In the 1960s and 1970s the government started to draw a close to the “era of
resettlement”. There appeared new public estates that provided better living
environment, with lifts, separate bathrooms and kitchens and other ancillary
facilities. These new public housings thus stood around the airport, and
quite a lot tenants were able to overlook the airport structure from above.

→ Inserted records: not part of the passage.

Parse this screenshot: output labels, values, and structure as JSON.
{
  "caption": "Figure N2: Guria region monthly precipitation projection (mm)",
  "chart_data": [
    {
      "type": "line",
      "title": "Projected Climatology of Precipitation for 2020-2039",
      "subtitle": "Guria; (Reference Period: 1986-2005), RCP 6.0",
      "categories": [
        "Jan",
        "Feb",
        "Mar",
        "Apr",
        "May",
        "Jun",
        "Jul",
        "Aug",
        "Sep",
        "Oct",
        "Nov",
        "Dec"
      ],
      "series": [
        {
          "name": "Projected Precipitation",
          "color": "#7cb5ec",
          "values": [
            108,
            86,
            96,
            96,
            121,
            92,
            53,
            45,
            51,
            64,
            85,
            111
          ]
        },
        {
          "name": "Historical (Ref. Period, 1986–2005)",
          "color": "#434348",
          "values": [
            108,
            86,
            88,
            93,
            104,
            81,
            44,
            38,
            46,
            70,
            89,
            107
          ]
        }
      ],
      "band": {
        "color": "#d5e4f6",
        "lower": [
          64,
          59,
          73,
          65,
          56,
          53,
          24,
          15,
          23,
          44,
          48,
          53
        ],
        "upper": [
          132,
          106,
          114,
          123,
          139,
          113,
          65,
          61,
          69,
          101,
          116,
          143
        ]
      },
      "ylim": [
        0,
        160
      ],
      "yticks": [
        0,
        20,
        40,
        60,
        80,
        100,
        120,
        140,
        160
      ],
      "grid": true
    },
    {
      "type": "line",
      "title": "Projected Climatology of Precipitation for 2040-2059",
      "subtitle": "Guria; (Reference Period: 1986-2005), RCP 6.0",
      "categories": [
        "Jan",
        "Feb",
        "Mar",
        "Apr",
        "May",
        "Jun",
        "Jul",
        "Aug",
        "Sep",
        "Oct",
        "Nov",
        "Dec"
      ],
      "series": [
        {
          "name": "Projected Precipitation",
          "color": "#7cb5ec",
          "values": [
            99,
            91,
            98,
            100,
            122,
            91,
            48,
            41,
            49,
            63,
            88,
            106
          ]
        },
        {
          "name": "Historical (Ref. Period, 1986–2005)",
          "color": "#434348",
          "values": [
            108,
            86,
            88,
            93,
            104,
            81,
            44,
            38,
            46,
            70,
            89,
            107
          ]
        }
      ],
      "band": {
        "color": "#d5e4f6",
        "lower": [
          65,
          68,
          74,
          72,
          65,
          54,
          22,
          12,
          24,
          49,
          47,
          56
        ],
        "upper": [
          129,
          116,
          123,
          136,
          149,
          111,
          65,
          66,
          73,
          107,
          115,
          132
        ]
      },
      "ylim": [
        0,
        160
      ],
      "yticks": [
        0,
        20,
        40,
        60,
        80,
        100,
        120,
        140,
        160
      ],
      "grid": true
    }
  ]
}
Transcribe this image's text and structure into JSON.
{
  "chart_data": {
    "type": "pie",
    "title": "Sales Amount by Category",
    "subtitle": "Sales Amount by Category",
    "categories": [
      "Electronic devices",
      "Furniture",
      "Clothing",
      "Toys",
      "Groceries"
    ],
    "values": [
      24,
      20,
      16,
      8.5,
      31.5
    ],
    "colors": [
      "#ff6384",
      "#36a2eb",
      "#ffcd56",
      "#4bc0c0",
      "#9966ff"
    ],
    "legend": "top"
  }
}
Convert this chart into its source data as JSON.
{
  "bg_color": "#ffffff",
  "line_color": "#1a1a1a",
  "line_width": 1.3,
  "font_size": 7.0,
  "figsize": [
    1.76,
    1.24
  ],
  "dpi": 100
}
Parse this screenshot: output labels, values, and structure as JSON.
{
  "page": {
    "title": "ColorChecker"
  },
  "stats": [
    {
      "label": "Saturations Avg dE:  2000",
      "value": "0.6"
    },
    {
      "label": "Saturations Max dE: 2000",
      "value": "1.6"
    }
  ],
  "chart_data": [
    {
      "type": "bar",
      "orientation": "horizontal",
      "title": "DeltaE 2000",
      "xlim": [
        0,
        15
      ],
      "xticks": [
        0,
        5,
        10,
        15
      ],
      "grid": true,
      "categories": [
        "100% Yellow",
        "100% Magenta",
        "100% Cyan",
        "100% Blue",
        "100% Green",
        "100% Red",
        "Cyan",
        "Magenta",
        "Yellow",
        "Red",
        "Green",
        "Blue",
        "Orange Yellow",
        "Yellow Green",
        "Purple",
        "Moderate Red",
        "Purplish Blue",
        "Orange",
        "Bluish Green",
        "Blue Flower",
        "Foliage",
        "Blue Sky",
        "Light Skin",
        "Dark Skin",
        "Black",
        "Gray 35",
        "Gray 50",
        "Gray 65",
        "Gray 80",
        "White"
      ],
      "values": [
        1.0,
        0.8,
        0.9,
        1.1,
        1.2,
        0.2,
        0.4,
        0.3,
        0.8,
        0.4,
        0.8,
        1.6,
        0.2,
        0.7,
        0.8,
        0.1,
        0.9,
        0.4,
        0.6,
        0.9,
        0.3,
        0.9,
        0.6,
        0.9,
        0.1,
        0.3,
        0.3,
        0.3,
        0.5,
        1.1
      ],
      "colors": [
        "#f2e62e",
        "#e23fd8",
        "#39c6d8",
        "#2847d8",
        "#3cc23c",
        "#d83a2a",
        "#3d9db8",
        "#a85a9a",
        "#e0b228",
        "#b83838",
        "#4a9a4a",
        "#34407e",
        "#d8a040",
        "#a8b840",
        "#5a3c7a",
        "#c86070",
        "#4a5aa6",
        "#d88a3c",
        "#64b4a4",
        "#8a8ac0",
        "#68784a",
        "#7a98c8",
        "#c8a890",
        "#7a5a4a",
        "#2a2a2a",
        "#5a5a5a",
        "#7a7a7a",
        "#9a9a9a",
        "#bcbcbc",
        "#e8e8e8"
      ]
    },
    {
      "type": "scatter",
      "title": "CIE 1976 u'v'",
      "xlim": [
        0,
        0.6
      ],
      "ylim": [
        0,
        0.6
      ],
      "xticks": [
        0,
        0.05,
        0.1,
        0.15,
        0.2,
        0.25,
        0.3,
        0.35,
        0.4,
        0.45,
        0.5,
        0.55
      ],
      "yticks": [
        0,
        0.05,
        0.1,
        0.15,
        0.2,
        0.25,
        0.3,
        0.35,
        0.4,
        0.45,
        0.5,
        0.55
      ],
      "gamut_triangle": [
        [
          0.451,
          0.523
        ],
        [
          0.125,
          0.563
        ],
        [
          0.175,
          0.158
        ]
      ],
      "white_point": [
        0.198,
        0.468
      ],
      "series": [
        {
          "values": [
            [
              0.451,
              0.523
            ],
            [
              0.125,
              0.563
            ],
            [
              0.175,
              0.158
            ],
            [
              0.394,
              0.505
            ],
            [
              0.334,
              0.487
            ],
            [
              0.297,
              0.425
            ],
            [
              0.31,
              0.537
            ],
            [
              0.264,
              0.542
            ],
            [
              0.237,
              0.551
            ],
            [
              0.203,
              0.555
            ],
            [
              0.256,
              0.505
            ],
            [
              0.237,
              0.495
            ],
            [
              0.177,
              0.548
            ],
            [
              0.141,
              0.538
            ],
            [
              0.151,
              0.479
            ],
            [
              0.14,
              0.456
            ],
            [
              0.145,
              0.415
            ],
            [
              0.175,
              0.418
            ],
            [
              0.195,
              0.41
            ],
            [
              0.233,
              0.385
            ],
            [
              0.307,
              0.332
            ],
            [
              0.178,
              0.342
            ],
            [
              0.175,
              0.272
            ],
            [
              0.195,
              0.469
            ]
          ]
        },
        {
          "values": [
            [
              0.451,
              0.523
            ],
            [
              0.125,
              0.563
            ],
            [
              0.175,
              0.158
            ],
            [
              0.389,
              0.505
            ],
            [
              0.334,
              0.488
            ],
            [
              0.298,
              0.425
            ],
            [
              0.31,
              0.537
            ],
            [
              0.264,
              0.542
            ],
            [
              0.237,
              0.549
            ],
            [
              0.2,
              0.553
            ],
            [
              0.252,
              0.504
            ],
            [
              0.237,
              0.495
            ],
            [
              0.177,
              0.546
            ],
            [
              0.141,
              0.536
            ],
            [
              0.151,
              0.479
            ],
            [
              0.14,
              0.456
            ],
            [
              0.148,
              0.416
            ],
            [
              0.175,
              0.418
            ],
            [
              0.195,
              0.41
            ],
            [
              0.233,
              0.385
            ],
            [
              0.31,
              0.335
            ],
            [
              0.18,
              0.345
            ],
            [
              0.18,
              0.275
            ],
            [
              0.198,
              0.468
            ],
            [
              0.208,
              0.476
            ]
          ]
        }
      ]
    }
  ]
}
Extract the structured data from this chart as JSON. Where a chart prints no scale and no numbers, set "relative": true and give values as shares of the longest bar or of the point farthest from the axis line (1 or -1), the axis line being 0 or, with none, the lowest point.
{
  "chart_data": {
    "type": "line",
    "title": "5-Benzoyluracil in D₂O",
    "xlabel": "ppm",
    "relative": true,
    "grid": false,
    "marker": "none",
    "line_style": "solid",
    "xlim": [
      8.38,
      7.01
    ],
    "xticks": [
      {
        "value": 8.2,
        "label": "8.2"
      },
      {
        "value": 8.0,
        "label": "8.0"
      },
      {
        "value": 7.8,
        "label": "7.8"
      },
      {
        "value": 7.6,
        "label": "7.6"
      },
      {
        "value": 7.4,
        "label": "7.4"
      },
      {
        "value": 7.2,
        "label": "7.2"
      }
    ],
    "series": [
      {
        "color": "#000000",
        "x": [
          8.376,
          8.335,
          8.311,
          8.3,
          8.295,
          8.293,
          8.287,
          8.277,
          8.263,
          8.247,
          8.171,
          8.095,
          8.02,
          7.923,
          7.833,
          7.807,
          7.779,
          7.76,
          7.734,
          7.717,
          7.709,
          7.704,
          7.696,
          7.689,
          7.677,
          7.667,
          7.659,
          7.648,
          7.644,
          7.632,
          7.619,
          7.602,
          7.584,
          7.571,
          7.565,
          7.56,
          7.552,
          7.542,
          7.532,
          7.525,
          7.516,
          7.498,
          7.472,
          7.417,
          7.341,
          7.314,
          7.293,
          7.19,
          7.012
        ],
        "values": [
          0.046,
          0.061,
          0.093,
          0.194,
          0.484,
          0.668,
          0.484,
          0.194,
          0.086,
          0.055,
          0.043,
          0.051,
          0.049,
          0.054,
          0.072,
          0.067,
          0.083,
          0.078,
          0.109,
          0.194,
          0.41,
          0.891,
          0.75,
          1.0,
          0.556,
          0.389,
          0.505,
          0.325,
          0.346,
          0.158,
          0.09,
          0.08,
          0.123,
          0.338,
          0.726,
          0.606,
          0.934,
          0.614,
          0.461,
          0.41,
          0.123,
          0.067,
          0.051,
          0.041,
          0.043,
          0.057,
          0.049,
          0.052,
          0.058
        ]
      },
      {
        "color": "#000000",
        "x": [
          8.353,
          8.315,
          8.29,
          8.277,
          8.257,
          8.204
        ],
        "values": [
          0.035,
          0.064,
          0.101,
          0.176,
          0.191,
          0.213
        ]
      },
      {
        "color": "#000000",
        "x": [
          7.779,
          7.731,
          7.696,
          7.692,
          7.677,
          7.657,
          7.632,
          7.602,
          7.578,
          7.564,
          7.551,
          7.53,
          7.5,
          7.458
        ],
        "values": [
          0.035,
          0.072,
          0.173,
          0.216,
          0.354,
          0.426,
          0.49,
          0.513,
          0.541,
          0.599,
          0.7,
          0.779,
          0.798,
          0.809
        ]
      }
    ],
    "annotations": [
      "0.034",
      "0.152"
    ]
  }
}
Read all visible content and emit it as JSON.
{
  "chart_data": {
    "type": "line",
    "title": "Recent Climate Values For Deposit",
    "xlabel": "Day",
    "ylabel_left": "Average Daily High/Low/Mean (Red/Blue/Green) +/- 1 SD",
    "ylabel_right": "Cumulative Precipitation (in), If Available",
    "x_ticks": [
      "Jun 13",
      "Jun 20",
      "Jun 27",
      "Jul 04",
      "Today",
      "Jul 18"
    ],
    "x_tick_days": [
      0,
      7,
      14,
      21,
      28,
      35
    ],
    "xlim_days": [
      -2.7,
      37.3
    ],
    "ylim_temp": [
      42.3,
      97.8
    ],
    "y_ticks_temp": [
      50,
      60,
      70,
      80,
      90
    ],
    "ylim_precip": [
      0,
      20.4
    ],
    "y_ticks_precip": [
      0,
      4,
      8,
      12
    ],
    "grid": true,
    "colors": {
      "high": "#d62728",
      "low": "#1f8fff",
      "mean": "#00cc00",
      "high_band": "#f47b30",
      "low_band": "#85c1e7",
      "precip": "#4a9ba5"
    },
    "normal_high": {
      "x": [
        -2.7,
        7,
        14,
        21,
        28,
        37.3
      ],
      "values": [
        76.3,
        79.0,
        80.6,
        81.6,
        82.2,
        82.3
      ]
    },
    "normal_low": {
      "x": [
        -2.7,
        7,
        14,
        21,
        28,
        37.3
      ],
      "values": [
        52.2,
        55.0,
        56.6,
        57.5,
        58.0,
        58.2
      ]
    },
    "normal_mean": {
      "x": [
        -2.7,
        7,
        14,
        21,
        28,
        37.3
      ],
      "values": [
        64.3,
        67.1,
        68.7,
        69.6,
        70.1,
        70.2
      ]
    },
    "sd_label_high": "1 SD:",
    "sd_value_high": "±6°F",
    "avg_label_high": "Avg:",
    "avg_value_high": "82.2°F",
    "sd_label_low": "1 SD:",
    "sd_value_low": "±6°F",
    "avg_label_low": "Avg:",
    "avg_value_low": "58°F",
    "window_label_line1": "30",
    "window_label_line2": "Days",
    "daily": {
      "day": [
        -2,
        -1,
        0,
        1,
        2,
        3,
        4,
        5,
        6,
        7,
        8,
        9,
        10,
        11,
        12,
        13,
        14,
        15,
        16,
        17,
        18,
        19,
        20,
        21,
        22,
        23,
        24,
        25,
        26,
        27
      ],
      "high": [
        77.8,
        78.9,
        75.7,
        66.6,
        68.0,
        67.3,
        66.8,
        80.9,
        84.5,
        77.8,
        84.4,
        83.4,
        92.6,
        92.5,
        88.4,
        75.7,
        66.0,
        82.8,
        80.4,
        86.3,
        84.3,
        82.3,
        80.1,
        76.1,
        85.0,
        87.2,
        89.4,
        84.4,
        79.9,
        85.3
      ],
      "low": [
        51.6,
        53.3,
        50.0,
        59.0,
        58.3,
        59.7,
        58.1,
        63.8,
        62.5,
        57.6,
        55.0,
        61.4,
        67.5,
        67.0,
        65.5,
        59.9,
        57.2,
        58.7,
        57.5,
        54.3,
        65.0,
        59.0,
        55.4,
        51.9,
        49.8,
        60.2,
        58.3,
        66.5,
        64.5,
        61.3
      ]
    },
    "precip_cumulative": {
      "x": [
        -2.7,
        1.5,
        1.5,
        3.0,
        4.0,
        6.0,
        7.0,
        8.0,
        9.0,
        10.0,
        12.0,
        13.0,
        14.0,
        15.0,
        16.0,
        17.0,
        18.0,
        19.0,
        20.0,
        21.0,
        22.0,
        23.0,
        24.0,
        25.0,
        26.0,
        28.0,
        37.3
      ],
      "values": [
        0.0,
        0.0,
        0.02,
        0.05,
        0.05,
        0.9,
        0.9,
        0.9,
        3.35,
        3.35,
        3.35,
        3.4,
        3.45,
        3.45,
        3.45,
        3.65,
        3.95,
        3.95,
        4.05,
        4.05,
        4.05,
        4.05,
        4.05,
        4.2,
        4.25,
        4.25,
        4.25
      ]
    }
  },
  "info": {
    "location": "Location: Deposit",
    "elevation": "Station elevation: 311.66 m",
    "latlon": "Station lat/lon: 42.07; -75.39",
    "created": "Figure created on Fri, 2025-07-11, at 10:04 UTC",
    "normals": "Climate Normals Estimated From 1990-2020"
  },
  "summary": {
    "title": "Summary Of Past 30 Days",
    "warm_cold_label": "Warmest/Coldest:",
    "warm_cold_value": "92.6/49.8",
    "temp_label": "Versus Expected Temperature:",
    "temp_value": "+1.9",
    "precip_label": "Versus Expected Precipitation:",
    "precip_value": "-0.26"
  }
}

In the late 1970s the grass-roots sector became better off as the economy
flourished. To accommodate the need of the lower middle class, the
government launched the “Home Ownership Scheme (HOS)”, offering
them the chance to purchase public housing. Around Kai Tak, therefore,
appeared several HOS estates, which sit next to the public estates and were
generally taller.
Within the 40 years aforesaid, the old walled villages that surrounded Kai
Tak saw a frequent change of neighbours: squatter settlements, for example,
were turned first into resettlement estates and then into early public housing
estates; industrial areas, roads, railroads, new public housings, HOS
apartments, middle-class residential high-rises, logistic centres and
commercial buildings came one after the other, thronging the once tranquil
suburban Kai Tak. The uniqueness of the “new Kai Tak” and its
surrounding communities produced an equally unique cityscape where
dwellers lived shoulder to shoulder with the airport for over 40 years —
until 1998, when the world witnessed all these becoming history.